Paper

——我想要抓住每一个靠近真切的瞬间

Competitive coordination effect induced solvent-separated ion pairs enable fast Li ion transport and stable solid electrolyte interphase for lithium solid state batteries+

Haofeng Peng (a), Yongqing Yang (a), Guoyu Wang (a), Tong Zhang (a), Ming Zhang (a), Zixuan Fang (a,*), Jintian Wu (c,*), Ziqiang Xu (a), Mengqiang Wu (a,b,**),

This study investigates the independent role of solvent-separated ion pairs (SSIPs) in solid polymer electrolytes (SPEs) by modulating their concentration (0–2.8%) through vinylene carbonate (VC) addition. Results demonstrate that SSIPs, arising from strong competitive coordination, significantly enhance lithium-ion transport and promote a stable, LiF-rich organic/inorganic composite SEI. Consequently, Li||Li cells exhibit 1200 h of stability at 0.1 mA cm⁻², while Li||LFP cells achieve 550 cycles at 0.5C with 96.5% capacity retention and >99.9% Coulombic efficiency. This work elucidates the unique contribution of SSIPs to interfacial stability, providing a novel strategy for high-performance lithium metal batteries.

Solvent reconstruction and interfacial fluorination strategy for high-performance polyether lithium metal batteries

Haofeng Peng, Zixuan Fang, Ming Zhang, Mengqiang Wu

Lithium metal batteries using in situ semi-solid-state polyether electrolytes attract attention for their simple fabrication, high energy density, and safety. DOL monomers can undergo lithium salt-initiated polymerization at room temperature, enabling promising PDOL-based electrolytes. However, poor intrinsic properties and low oxidation resistance hinder their practical use. Introducing TTE as a diluent and FEC as an additive enables solvent reconstruction and interfacial fluorination, significantly enhancing performance.

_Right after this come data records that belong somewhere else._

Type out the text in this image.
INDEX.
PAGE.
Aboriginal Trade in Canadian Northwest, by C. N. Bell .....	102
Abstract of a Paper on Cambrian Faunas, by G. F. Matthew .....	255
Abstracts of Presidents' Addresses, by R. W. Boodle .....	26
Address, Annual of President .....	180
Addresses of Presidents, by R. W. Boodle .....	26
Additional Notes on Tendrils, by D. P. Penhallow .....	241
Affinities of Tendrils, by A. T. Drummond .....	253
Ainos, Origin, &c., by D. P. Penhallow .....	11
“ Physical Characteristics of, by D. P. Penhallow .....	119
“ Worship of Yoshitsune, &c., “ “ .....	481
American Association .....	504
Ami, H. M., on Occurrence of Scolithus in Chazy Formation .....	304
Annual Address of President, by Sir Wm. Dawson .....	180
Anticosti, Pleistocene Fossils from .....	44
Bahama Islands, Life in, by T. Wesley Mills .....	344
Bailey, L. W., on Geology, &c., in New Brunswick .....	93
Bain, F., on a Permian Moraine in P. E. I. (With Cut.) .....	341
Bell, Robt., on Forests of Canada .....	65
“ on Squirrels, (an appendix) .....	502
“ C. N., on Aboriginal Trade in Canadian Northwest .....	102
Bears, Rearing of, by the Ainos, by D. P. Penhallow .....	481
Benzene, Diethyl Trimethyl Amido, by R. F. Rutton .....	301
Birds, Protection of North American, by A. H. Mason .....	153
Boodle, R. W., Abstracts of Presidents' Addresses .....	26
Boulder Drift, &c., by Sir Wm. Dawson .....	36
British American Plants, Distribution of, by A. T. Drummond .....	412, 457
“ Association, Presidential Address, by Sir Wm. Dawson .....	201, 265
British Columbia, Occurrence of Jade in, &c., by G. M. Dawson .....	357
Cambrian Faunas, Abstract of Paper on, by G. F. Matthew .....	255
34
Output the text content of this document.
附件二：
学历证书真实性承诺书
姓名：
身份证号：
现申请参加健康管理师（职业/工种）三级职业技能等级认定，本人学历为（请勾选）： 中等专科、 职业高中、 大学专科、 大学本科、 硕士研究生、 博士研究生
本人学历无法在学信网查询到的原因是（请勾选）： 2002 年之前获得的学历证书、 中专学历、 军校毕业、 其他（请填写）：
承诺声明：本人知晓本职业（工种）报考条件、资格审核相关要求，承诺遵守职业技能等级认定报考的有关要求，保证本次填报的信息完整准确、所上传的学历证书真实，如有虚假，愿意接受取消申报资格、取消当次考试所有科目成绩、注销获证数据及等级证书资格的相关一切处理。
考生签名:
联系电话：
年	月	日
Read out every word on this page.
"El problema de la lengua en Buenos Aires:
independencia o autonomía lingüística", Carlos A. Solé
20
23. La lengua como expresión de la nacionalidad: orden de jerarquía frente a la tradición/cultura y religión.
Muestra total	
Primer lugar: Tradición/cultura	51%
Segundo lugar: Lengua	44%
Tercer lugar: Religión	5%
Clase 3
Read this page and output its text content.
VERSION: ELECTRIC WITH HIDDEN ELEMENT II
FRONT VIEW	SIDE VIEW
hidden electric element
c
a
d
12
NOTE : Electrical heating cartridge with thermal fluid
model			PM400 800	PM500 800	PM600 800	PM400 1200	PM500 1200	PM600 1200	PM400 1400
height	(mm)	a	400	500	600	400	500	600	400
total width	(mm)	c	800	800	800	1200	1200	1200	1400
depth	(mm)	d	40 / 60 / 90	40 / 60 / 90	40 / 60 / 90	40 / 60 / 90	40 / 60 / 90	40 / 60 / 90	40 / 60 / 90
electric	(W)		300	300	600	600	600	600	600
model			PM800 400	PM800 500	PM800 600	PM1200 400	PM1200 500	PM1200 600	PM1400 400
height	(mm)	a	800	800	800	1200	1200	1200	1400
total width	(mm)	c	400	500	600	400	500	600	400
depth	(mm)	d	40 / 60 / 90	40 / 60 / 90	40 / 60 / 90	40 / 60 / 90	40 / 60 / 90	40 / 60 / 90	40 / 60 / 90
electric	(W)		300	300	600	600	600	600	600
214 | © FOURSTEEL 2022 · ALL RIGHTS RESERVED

Simulations show TTE improves solvent structure and anion coordination, supporting stable Li/Li cycling over 2000 h at 0.1 mA cm⁻². FEC further enables Li/NCM811 cells to deliver 206.3 mAh g⁻¹ at 0.1C and stable cycling at 0.3C.

The dielectric response of a novel low-loss oxyfluoride Li0.5NaY9(SiO4)6O2F0.5 ceramic from Gigahertz band to Terahertz band

Zixuan Fang (a1), Haofeng Peng (a1), Deyin Liang (b), Yingxiang Li (b), Bin Tang (c), Ming Zhang (a)

The demand for dielectric ceramics with excellent responses in the Gigahertz and Terahertz bands is increasing for 6th generation wireless communication. In this work, we use density functional theory to design novel ceramics. Analysis of Electron Localization Functions (ELF), Density of States (DOS), and crystal bond lengths suggests that co-doping with lithium and fluorine enhances the stability of Li0.5NaY9(SiO4)6O2F0.5 compared to NaY9(SiO4)6O2. We also report the synthesis of this novel oxyfluoride ceramic, which has a wide sintering temperature range and promising dielectric responses, making it suitable for 6G applications.